Create a Windows 7 system repair disc

By Muhammad Faisal 1 comment

PROJECT GOAL

Make a Win 7 recovery disc

Create a Windows 7 system repair disc and boot your system using the disc.

REQUIRES

Blank disc

Any writable DVD will do, as long as it's compatible. But if your drive doesn't compatible. But if your drive doesn't support both DVD+R and DVD-R, it's probably time to upgrade.

Macrium Reflect Free (optional)

You'll need a stack of blank discs, but using the cloning facility in Reflect Free on a new system means you can always restore it to a default state.

The worst moments of our computing lives are all based around the same situation: you've turned your system on, and Windows, for whatever reason, won't start.

Has your computer turned into so much useless metal? Have you lost everything? It's horrible feeling.

Fortunately, there's a simple solution: with a Windows 7 installation DVD, a Repair function could get your PC booting again in next to no time. But if you don't have an installation DVD - and many of us don't these days - or if it's lost or scratched, you'll be in trouble. That's why you need to prepare for disaster before it happens.

Follow our simple guide and you'll have a Windows 7 system repair disc, which you can use to start an unbootable PC - and usually get it working again - in about 10 minutes.

While you're pulling out that spindle of recordable DVDs, we'd also like to suggest another option for disaster recovery: ghosting your drive. Making a bit-for-bit copy of your hard disk might seem a bit extreme, but it's worth doing on a new-ish PC, just so you can always restore it to its default state. Grab a copy of Macrium Reflect Free from www.macrium.com/reflectfree.aspx and use its clone facility - you'll need a stack of discs, but you won't regret it.

Creating a repair disc in 10 minutes

Ensure you're always fully protected against a PC that won't boot

1. Explore Control Panel

Click 'Start', then select the 'Control Panel' option. If the 'View by' option is currently listed as 'Category', click on the arrow to its right and select 'Large icons' so you can see all the available Control Panel applets on one screen. Find the Backup and Restore applet and double-click to launch it. This is where the magic happens.

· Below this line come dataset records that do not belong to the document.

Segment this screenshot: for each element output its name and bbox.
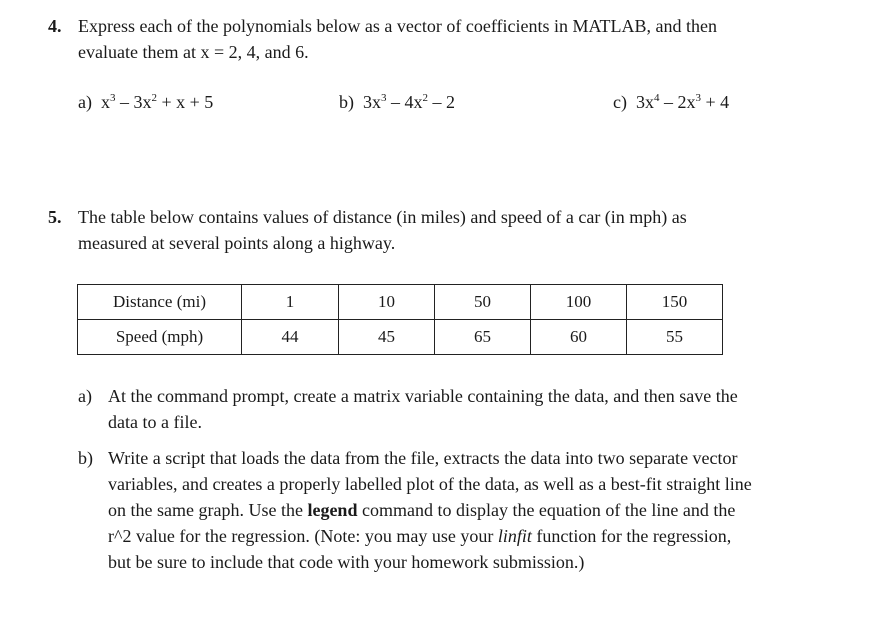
part-a-line-2: data to a file. <box>108 412 202 432</box>
table-cell: 65 <box>435 320 531 355</box>
part-b-line-1: Write a script that loads the data from the file, extracts the data into two separate vector <box>108 448 738 468</box>
table-row-speed <box>78 320 723 355</box>
question-4-line-2: evaluate them at x = 2, 4, and 6. <box>78 42 309 62</box>
part-b-label: b) <box>78 448 93 468</box>
question-5-number: 5. <box>48 207 62 227</box>
polynomial-a-label: a) <box>78 92 92 112</box>
part-b-line-5: but be sure to include that code with your homework submission.) <box>108 552 585 572</box>
table-cell: 150 <box>627 285 723 320</box>
part-b-line-3-pre: on the same graph. Use the <box>108 500 308 520</box>
table-cell: 50 <box>435 285 531 320</box>
distance-speed-table <box>77 284 723 355</box>
table-cell: 55 <box>627 320 723 355</box>
table-cell: 44 <box>242 320 339 355</box>
table-cell: 45 <box>339 320 435 355</box>
table-cell: 10 <box>339 285 435 320</box>
table-cell: 1 <box>242 285 339 320</box>
row-header-speed: Speed (mph) <box>78 320 242 355</box>
polynomial-b-label: b) <box>339 92 354 112</box>
part-a-line-1: At the command prompt, create a matrix variable containing the data, and then save the <box>108 386 738 406</box>
part-b-line-4-pre: r^2 value for the regression. (Note: you may use your <box>108 526 498 546</box>
part-b-line-4-post: function for the regression, <box>531 526 732 546</box>
polynomial-c: c) $3x^4 - 2x^3 + 4$ <box>613 92 730 112</box>
part-b-line-4 <box>108 523 731 549</box>
row-header-distance: Distance (mi) <box>78 285 242 320</box>
question-4-line-1: Express each of the polynomials below as a vector of coefficients in MATLAB, and then <box>78 16 717 36</box>
table-cell: 100 <box>531 285 627 320</box>
polynomial-a: a) $x^3 - 3x^2 + x + 5$ <box>78 92 214 112</box>
question-4-number: 4. <box>48 16 62 36</box>
part-b-line-3 <box>108 497 735 523</box>
linfit-keyword: linfit <box>497 526 532 546</box>
legend-keyword: legend <box>307 500 358 520</box>
table-row-distance <box>78 285 723 320</box>
question-5-line-2: measured at several points along a highway. <box>78 233 396 253</box>
polynomial-c-label: c) <box>613 92 627 112</box>
table-cell: 60 <box>531 320 627 355</box>
question-5-line-1: The table below contains values of distance (in miles) and speed of a car (in mph) as <box>78 207 687 227</box>
polynomial-b: b) $3x^3 - 4x^2 - 2$ <box>339 92 455 112</box>
part-b-line-3-post: command to display the equation of the line and the <box>357 500 736 520</box>
part-a-label: a) <box>78 386 92 406</box>
part-b-line-2: variables, and creates a properly labelled plot of the data, as well as a best-fit straight line <box>108 474 752 494</box>
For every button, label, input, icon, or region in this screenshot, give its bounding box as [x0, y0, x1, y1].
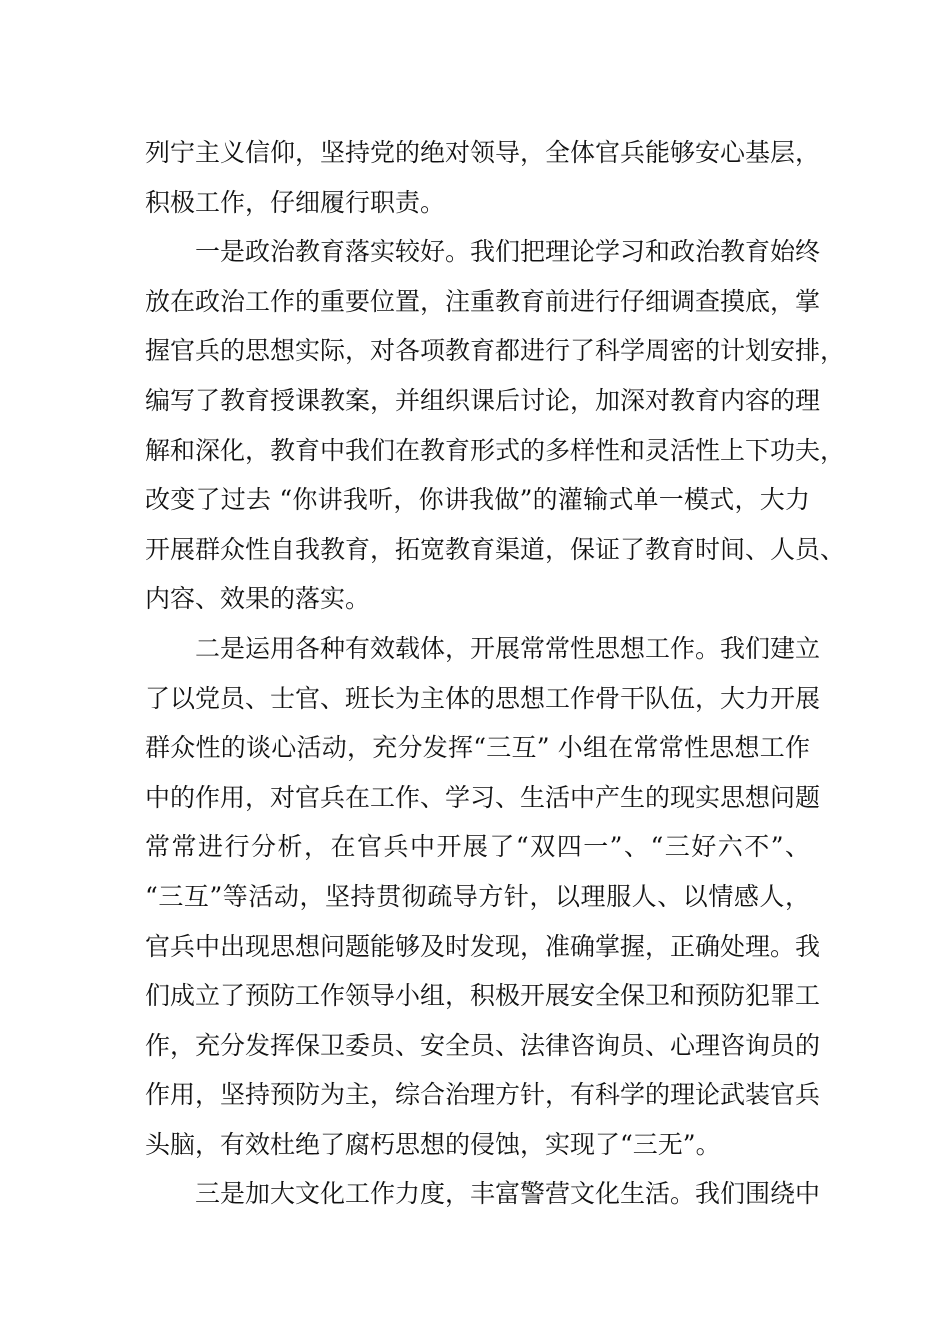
text-line: 们成立了预防工作领导小组，积极开展安全保卫和预防犯罪工: [145, 981, 821, 1011]
text-line: 官兵中出现思想问题能够及时发现，准确掌握，正确处理。我: [145, 931, 821, 961]
text-line: 开展群众性自我教育，拓宽教育渠道，保证了教育时间、人员、: [145, 534, 846, 564]
text-line: 放在政治工作的重要位置，注重教育前进行仔细调查摸底，掌: [145, 286, 821, 316]
text-line: “三互”等活动，坚持贯彻疏导方针，以理服人、以情感人，: [145, 881, 810, 911]
text-line: 列宁主义信仰，坚持党的绝对领导，全体官兵能够安心基层，: [145, 138, 821, 167]
text-line: 了以党员、士官、班长为主体的思想工作骨干队伍，大力开展: [145, 683, 821, 713]
text-line: 作用，坚持预防为主，综合治理方针，有科学的理论武装官兵: [145, 1080, 821, 1110]
text-line: 三是加大文化工作力度，丰富警营文化生活。我们围绕中: [195, 1179, 821, 1209]
document-body: [145, 128, 846, 1219]
text-line: 二是运用各种有效载体，开展常常性思想工作。我们建立: [195, 633, 821, 663]
text-line: 解和深化，教育中我们在教育形式的多样性和灵活性上下功夫，: [145, 435, 846, 465]
text-line: 编写了教育授课教案，并组织课后讨论，加深对教育内容的理: [145, 385, 821, 415]
text-line: 内容、效果的落实。: [145, 584, 371, 614]
text-line: 头脑，有效杜绝了腐朽思想的侵蚀，实现了“三无”。: [145, 1129, 721, 1159]
text-line: 群众性的谈心活动，充分发挥“三互” 小组在常常性思想工作: [145, 733, 810, 763]
text-line: 中的作用，对官兵在工作、学习、生活中产生的现实思想问题: [145, 782, 821, 812]
text-line: 作，充分发挥保卫委员、安全员、法律咨询员、心理咨询员的: [145, 1030, 821, 1060]
text-line: 常常进行分析，在官兵中开展了“双四一”、“三好六不”、: [145, 832, 810, 862]
text-line: 积极工作，仔细履行职责。: [145, 187, 446, 217]
text-line: 一是政治教育落实较好。我们把理论学习和政治教育始终: [195, 237, 821, 267]
text-line: 握官兵的思想实际，对各项教育都进行了科学周密的计划安排，: [145, 336, 846, 366]
text-line: 改变了过去 “你讲我听，你讲我做”的灌输式单一模式，大力: [145, 485, 810, 515]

2. Launch the disc creator

Click 'Create a system repair disc' on the left to run the tool that you need. If you don't see this option, you can also launch the repair disc tool as a separate entity. Simply click 'Start' again, type recdisc into the Search box, and then click on the recdisc link or hit [Return] to fire up the program you need.


3. Find a disc

Locate a blank disc - it can be either a CD or DVD, it doesn't really matter, although we'd recommend a DVD in case the process decides it would like more space. Place the disc into one of your optical drives. Then click the arrow to the right of the currently selected drive, in the 'Create a system repair disc' program, and choose the drive that contains your disc.


4. Click and burn

Click the 'Create disc' button and the program will burn the system recovery files to your CD or DVD. This shouldn't take long - on my computer, with a DVD drive which goes like the blazes, the whole thing is over in around a minute. Then, as the program suggests, I like to label my disc 'Repair disc Windows 7' so it'll be easy to identify in an emergency. You should too.


5. Test carefully

Test your disc in immediately to make sure it works - it only takes a moment. Leave the disc in the drive, close any open applications, and reboot your PC. If Windows loads as normal, you need to change your BIOS setup program to boot from your optical drives first. Check your PC's manual for more advice; there's a specific key you'll need to hold while booting.


6. Boot the disc

When your computer is booting from your repair disc correctly, you may see a message on screen prompting you to 'Press any key to boot from CD or DVD'. If you do, just tap [Space] (or, as you may have guessed, any key of your choice) and repair disc will continue to load. Then you need to choose the option 'Windows Setup [EMS Enabled]' from the menu.


7. System Recovery options

Select your keyboard and click 'Next'. Select your Windows installation, then 'Next' again, and you'll see the recovery options. If you ever find that Windows 7 won't start, boot from this disc, click 'Startup Repair', and Windows should get your computer working again, automatically.


8. Read for (almost) anything

You now know all about the Windows 7 Recovery Disc creation tool. If you've completed these steps, well done - you're protected. Even if Windows 7 won't start, you can always launch the Recovery Disc, then use System Restore, a backup or Startup Repair to fix the problem and get everything back to normal.